Improving Practicality (Operational Considerations)
- When tested with historical data, this strategy produced very poor results. Using it with real money as-is would be extremely dangerous.
- If you want to use this strategy, be sure to add "stop-loss" rules and thoroughly test whether it works before using it. Using it as-is has a very high probability of losing all your money.
- Cryptocurrency trading involves very volatile price movements.
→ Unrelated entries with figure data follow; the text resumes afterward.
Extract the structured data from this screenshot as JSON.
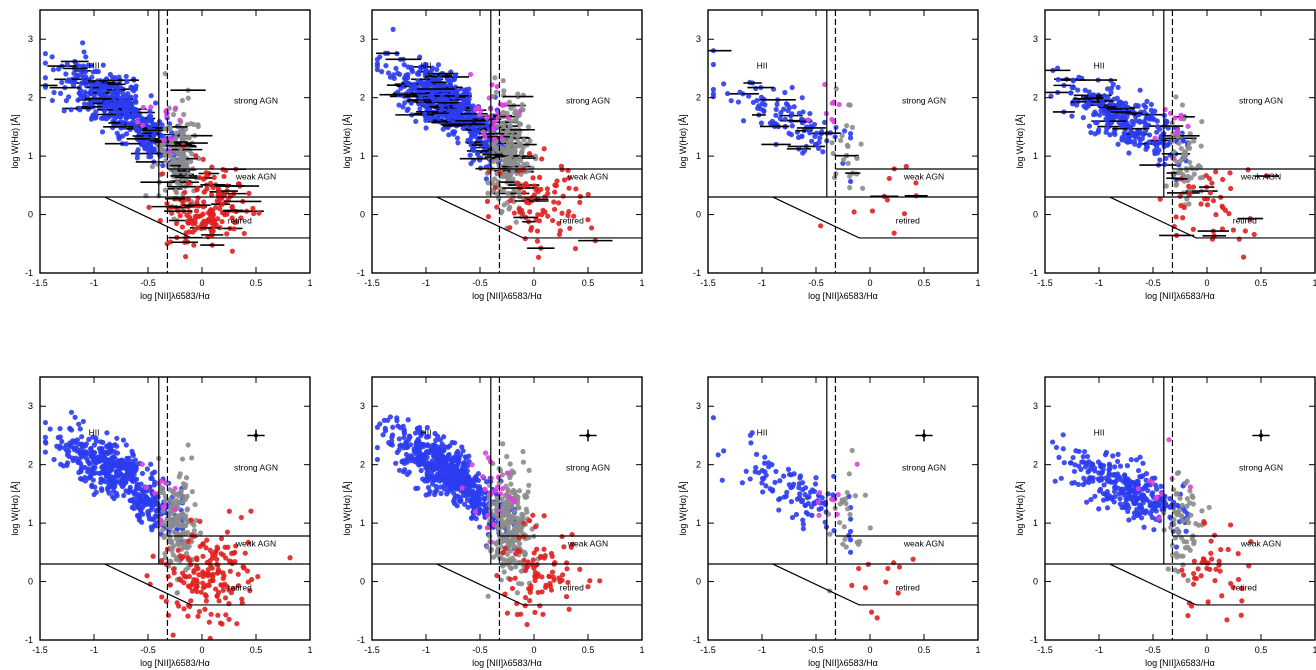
{
  "chart_data": {
    "type": "scatter",
    "panel_count": 8,
    "xlabel": "log [NII]λ6583/Hα",
    "ylabel_top_row": "log W(Hα) [Å]",
    "ylabel_bottom_row": "log W(Hα) [Å]",
    "xlim": [
      -1.5,
      1.0
    ],
    "ylim": [
      -1,
      3.5
    ],
    "x_ticks": [
      "-1.5",
      "-1",
      "-0.5",
      "0",
      "0.5",
      "1"
    ],
    "y_ticks": [
      "-1",
      "0",
      "1",
      "2",
      "3"
    ],
    "region_labels": {
      "hii": "HII",
      "strong_agn": "strong AGN",
      "weak_agn": "weak AGN",
      "retired": "retired"
    },
    "dividing_lines": {
      "dashed_vertical_x": -0.32,
      "solid_vertical_x": -0.4,
      "strong_weak_y": 0.78,
      "passive_y": 0.3,
      "retired_lower_y": -0.4
    },
    "series_colors": {
      "hii": "#2b3cf0",
      "composite": "#8c8c8c",
      "transition": "#e040e0",
      "agn": "#e02020",
      "error_bar": "#000000"
    },
    "grid": false,
    "panels": [
      {
        "row": 1,
        "col": 1,
        "dense": true,
        "counts": {
          "hii": 520,
          "composite": 160,
          "agn": 170,
          "transition": 12
        },
        "has_error_bars": true,
        "has_sample_error": false
      },
      {
        "row": 1,
        "col": 2,
        "dense": true,
        "counts": {
          "hii": 620,
          "composite": 260,
          "agn": 90,
          "transition": 25
        },
        "has_error_bars": true,
        "has_sample_error": false
      },
      {
        "row": 1,
        "col": 3,
        "dense": false,
        "counts": {
          "hii": 110,
          "composite": 25,
          "agn": 12,
          "transition": 8
        },
        "has_error_bars": true,
        "has_sample_error": false
      },
      {
        "row": 1,
        "col": 4,
        "dense": false,
        "counts": {
          "hii": 300,
          "composite": 60,
          "agn": 45,
          "transition": 10
        },
        "has_error_bars": true,
        "has_sample_error": false
      },
      {
        "row": 2,
        "col": 1,
        "dense": true,
        "counts": {
          "hii": 520,
          "composite": 160,
          "agn": 170,
          "transition": 12
        },
        "has_error_bars": false,
        "has_sample_error": true
      },
      {
        "row": 2,
        "col": 2,
        "dense": true,
        "counts": {
          "hii": 620,
          "composite": 260,
          "agn": 90,
          "transition": 25
        },
        "has_error_bars": false,
        "has_sample_error": true
      },
      {
        "row": 2,
        "col": 3,
        "dense": false,
        "counts": {
          "hii": 110,
          "composite": 25,
          "agn": 12,
          "transition": 8
        },
        "has_error_bars": false,
        "has_sample_error": true
      },
      {
        "row": 2,
        "col": 4,
        "dense": false,
        "counts": {
          "hii": 300,
          "composite": 60,
          "agn": 45,
          "transition": 10
        },
        "has_error_bars": false,
        "has_sample_error": true
      }
    ]
  }
}
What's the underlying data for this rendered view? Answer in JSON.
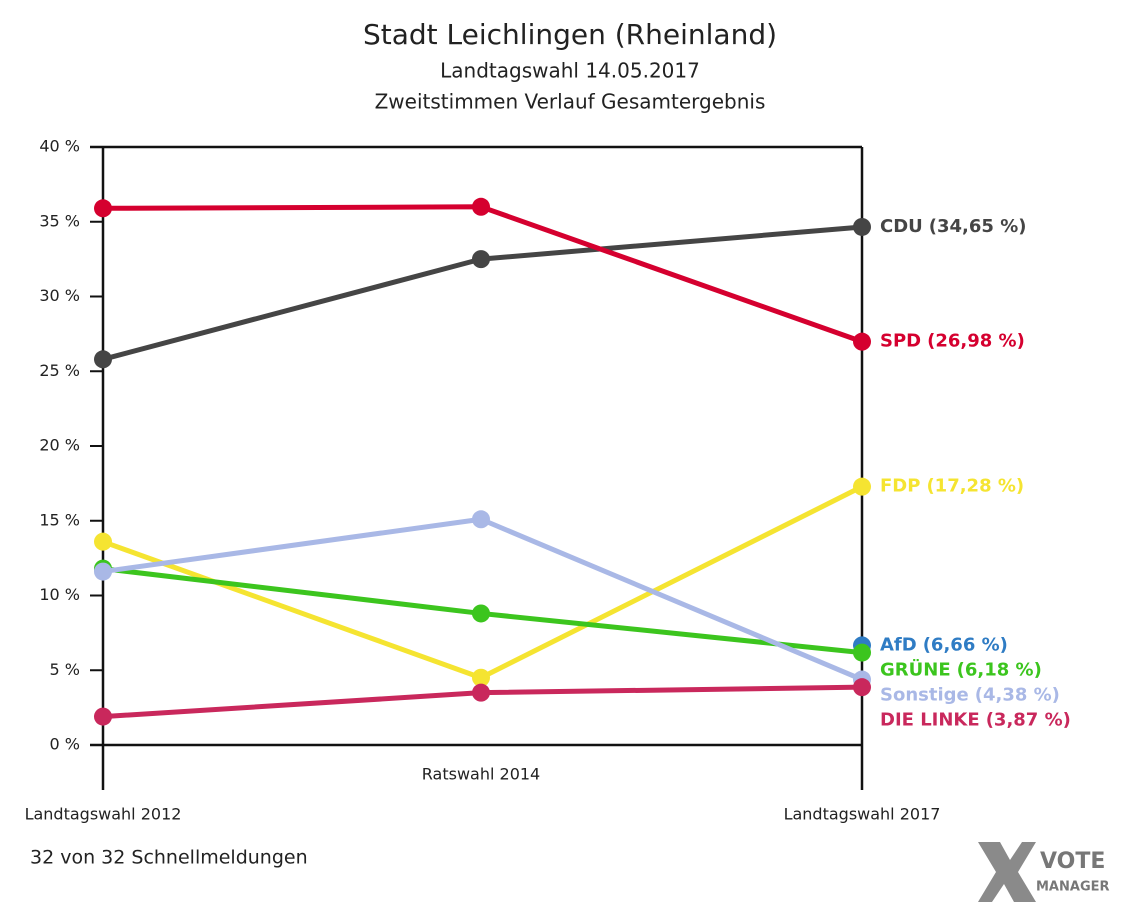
{
  "chart_data": {
    "type": "line",
    "title": "Stadt Leichlingen (Rheinland)",
    "subtitle": [
      "Landtagswahl 14.05.2017",
      "Zweitstimmen Verlauf Gesamtergebnis"
    ],
    "categories": [
      "Landtagswahl 2012",
      "Ratswahl 2014",
      "Landtagswahl 2017"
    ],
    "series": [
      {
        "name": "CDU",
        "color": "#454545",
        "values": [
          25.8,
          32.5,
          34.65
        ],
        "value_labels": [
          null,
          null,
          "(34,65 %)"
        ]
      },
      {
        "name": "SPD",
        "color": "#d5002f",
        "values": [
          35.9,
          36.0,
          26.98
        ],
        "value_labels": [
          null,
          null,
          "(26,98 %)"
        ]
      },
      {
        "name": "FDP",
        "color": "#f5e431",
        "values": [
          13.6,
          4.5,
          17.28
        ],
        "value_labels": [
          null,
          null,
          "(17,28 %)"
        ]
      },
      {
        "name": "AfD",
        "color": "#2f7cc4",
        "values": [
          null,
          null,
          6.66
        ],
        "value_labels": [
          null,
          null,
          "(6,66 %)"
        ]
      },
      {
        "name": "GRÜNE",
        "color": "#3cc51e",
        "values": [
          11.8,
          8.8,
          6.18
        ],
        "value_labels": [
          null,
          null,
          "(6,18 %)"
        ]
      },
      {
        "name": "Sonstige",
        "color": "#a9b8e6",
        "values": [
          11.6,
          15.1,
          4.38
        ],
        "value_labels": [
          null,
          null,
          "(4,38 %)"
        ]
      },
      {
        "name": "DIE LINKE",
        "color": "#c9285c",
        "values": [
          1.9,
          3.5,
          3.87
        ],
        "value_labels": [
          null,
          null,
          "(3,87 %)"
        ]
      }
    ],
    "ylim": [
      0,
      40
    ],
    "yticks": [
      {
        "value": 0,
        "label": "0 %"
      },
      {
        "value": 5,
        "label": "5 %"
      },
      {
        "value": 10,
        "label": "10 %"
      },
      {
        "value": 15,
        "label": "15 %"
      },
      {
        "value": 20,
        "label": "20 %"
      },
      {
        "value": 25,
        "label": "25 %"
      },
      {
        "value": 30,
        "label": "30 %"
      },
      {
        "value": 35,
        "label": "35 %"
      },
      {
        "value": 40,
        "label": "40 %"
      }
    ],
    "note": "32 von 32 Schnellmeldungen",
    "logo": [
      "VOTE",
      "MANAGER"
    ]
  }
}
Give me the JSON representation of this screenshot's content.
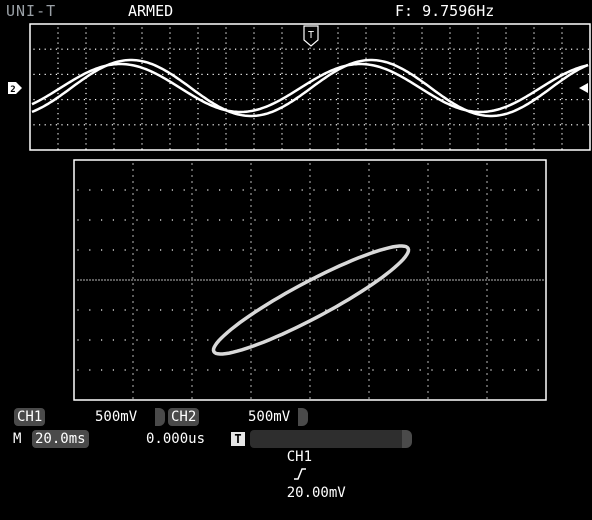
{
  "topbar": {
    "brand": "UNI-T",
    "trigger_state": "ARMED",
    "frequency": "F: 9.7596Hz"
  },
  "markers": {
    "left_channel_marker": "2",
    "trigger_position_marker": "T"
  },
  "status": {
    "ch1_label": "CH1",
    "ch1_scale": "500mV",
    "ch2_label": "CH2",
    "ch2_scale": "500mV",
    "main_label": "M",
    "timebase": "20.0ms",
    "trigger_offset": "0.000us",
    "trigger_icon": "T",
    "trigger_source": "CH1",
    "trigger_slope_icon": "rising-edge-icon",
    "trigger_level": "20.00mV"
  },
  "colors": {
    "background": "#000000",
    "trace": "#ffffff",
    "xy_trace": "#d9d9d9",
    "grid": "#ffffff"
  }
}
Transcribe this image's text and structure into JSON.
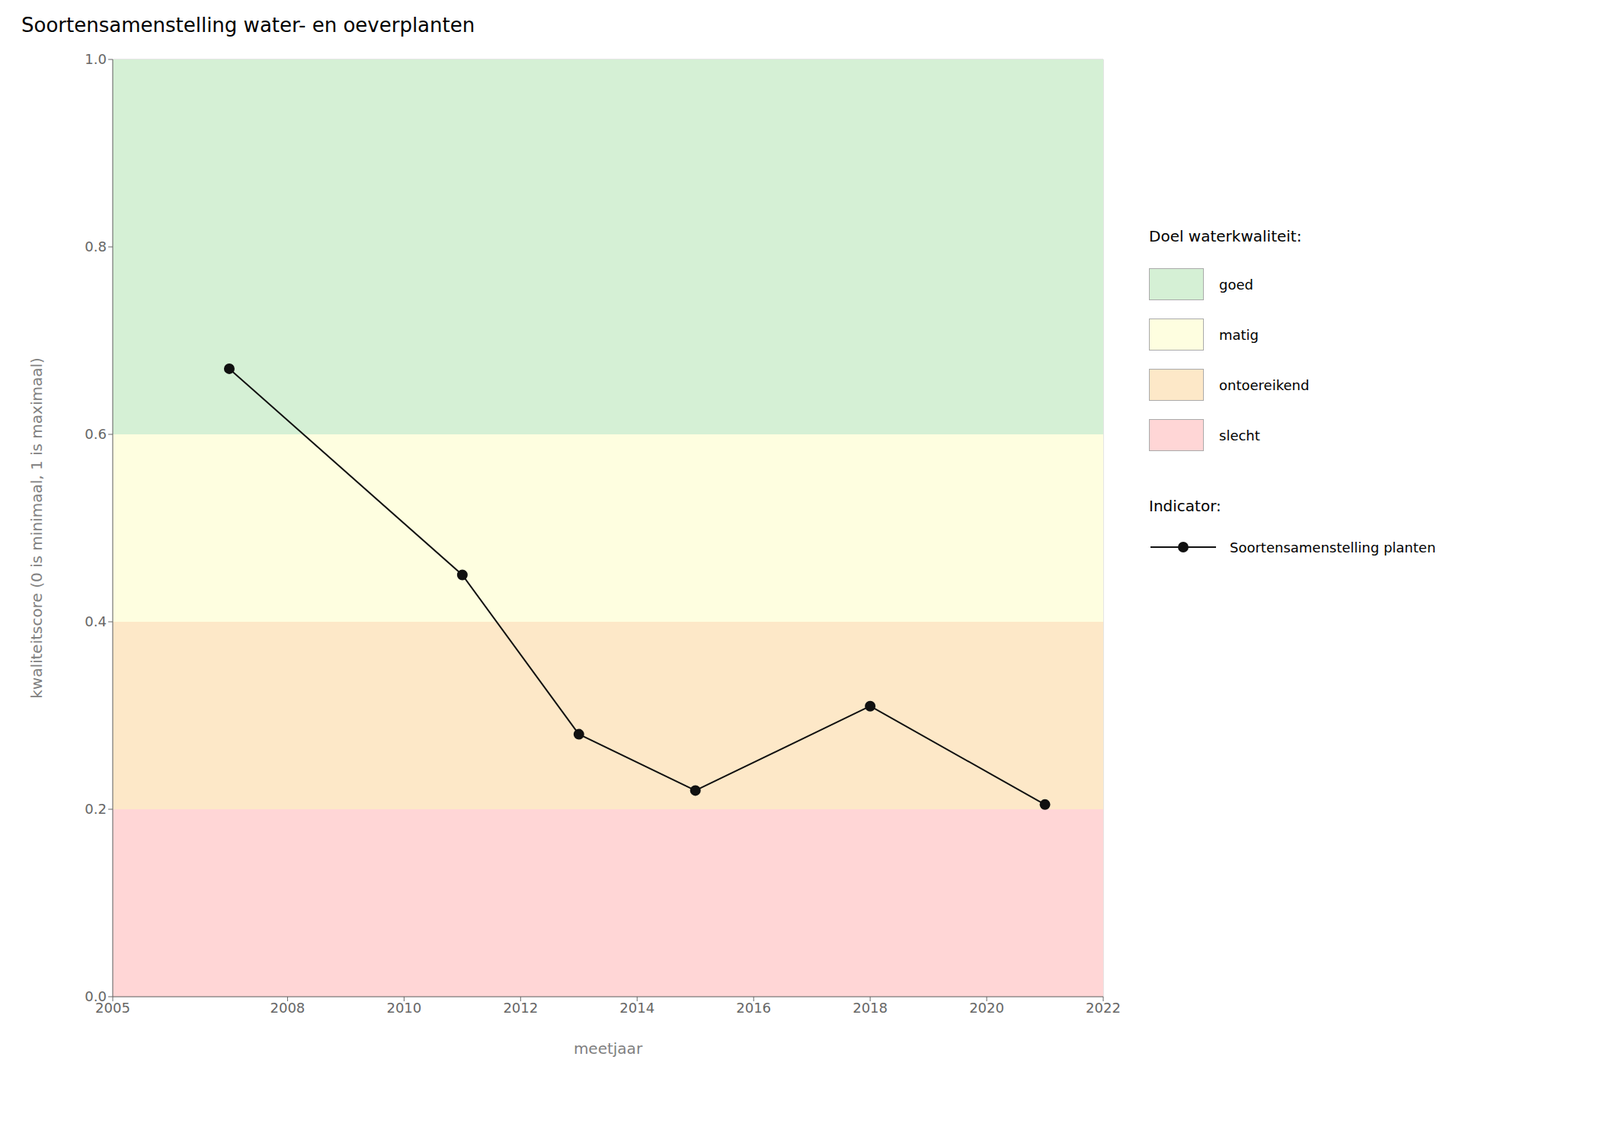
{
  "chart_data": {
    "type": "line",
    "title": "Soortensamenstelling water- en oeverplanten",
    "x_label": "meetjaar",
    "y_label": "kwaliteitscore (0 is minimaal, 1 is maximaal)",
    "x": [
      2007,
      2011,
      2013,
      2015,
      2018,
      2021
    ],
    "series": [
      {
        "name": "Soortensamenstelling planten",
        "color": "#111111",
        "marker": "o",
        "values": [
          0.67,
          0.45,
          0.28,
          0.22,
          0.31,
          0.205
        ]
      }
    ],
    "xlim": [
      2005,
      2022
    ],
    "ylim": [
      0.0,
      1.0
    ],
    "xticks": [
      2005,
      2008,
      2010,
      2012,
      2014,
      2016,
      2018,
      2020,
      2022
    ],
    "yticks": [
      {
        "value": 0.0,
        "label": "0.0"
      },
      0.2,
      0.4,
      0.6,
      0.8,
      {
        "value": 1.0,
        "label": "1.0"
      }
    ],
    "bands": [
      {
        "ymin": 0.6,
        "ymax": 1.0,
        "color": "#d5f0d5",
        "label": "goed"
      },
      {
        "ymin": 0.4,
        "ymax": 0.6,
        "color": "#fefee0",
        "label": "matig"
      },
      {
        "ymin": 0.2,
        "ymax": 0.4,
        "color": "#fde8c8",
        "label": "ontoereikend"
      },
      {
        "ymin": 0.0,
        "ymax": 0.2,
        "color": "#ffd6d6",
        "label": "slecht"
      }
    ],
    "legend_title": "Doel waterkwaliteit:",
    "indicator_title": "Indicator:",
    "grid": true,
    "legend": "right"
  }
}
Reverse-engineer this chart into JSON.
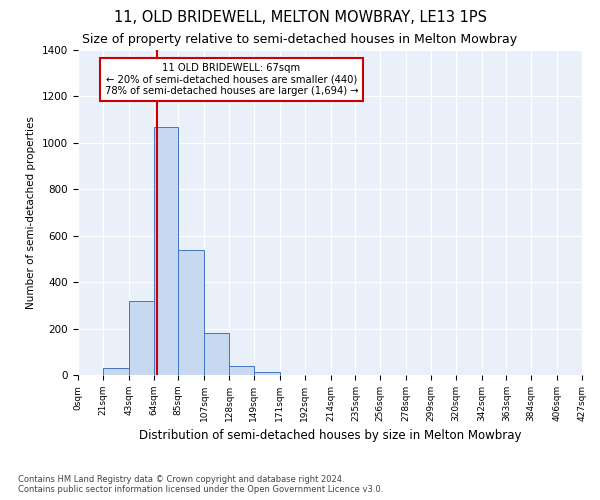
{
  "title1": "11, OLD BRIDEWELL, MELTON MOWBRAY, LE13 1PS",
  "title2": "Size of property relative to semi-detached houses in Melton Mowbray",
  "xlabel": "Distribution of semi-detached houses by size in Melton Mowbray",
  "ylabel": "Number of semi-detached properties",
  "footnote1": "Contains HM Land Registry data © Crown copyright and database right 2024.",
  "footnote2": "Contains public sector information licensed under the Open Government Licence v3.0.",
  "annotation_line1": "11 OLD BRIDEWELL: 67sqm",
  "annotation_line2": "← 20% of semi-detached houses are smaller (440)",
  "annotation_line3": "78% of semi-detached houses are larger (1,694) →",
  "bar_edges": [
    0,
    21,
    43,
    64,
    85,
    107,
    128,
    149,
    171,
    192,
    214,
    235,
    256,
    278,
    299,
    320,
    342,
    363,
    384,
    406,
    427
  ],
  "bar_heights": [
    0,
    30,
    320,
    1070,
    540,
    180,
    40,
    15,
    0,
    0,
    0,
    0,
    0,
    0,
    0,
    0,
    0,
    0,
    0,
    0
  ],
  "property_size": 67,
  "bar_color": "#c6d9f0",
  "bar_edge_color": "#4472c4",
  "vline_color": "#cc0000",
  "annotation_box_edge": "#cc0000",
  "annotation_box_face": "#ffffff",
  "ylim": [
    0,
    1400
  ],
  "yticks": [
    0,
    200,
    400,
    600,
    800,
    1000,
    1200,
    1400
  ],
  "bg_color": "#eaf0fa",
  "grid_color": "#ffffff",
  "title1_fontsize": 10.5,
  "title2_fontsize": 9,
  "tick_labels": [
    "0sqm",
    "21sqm",
    "43sqm",
    "64sqm",
    "85sqm",
    "107sqm",
    "128sqm",
    "149sqm",
    "171sqm",
    "192sqm",
    "214sqm",
    "235sqm",
    "256sqm",
    "278sqm",
    "299sqm",
    "320sqm",
    "342sqm",
    "363sqm",
    "384sqm",
    "406sqm",
    "427sqm"
  ]
}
When attempting it, always use "money you can afford to lose" and understand that it's risky.
Verification Transparency and Reliability
- Data Source: This strategy was tested using historical 5-minute price data of the cryptocurrency "Solana (SOL)" to see if it would work.
- Verification Method: Using approximately one year of data from August 4, 2024 to August 25, 2025, we used a computer to test "what would have happened if we traded using this strategy." We analyzed those results.
- Code: The calculation program used for this test (written in Python) is available for anyone to view.
- Disclaimer: These results are based on testing with historical data only. Future performance is not guaranteed to be the same. Investment always carries the risk of losing money. Please think carefully and make your own judgments.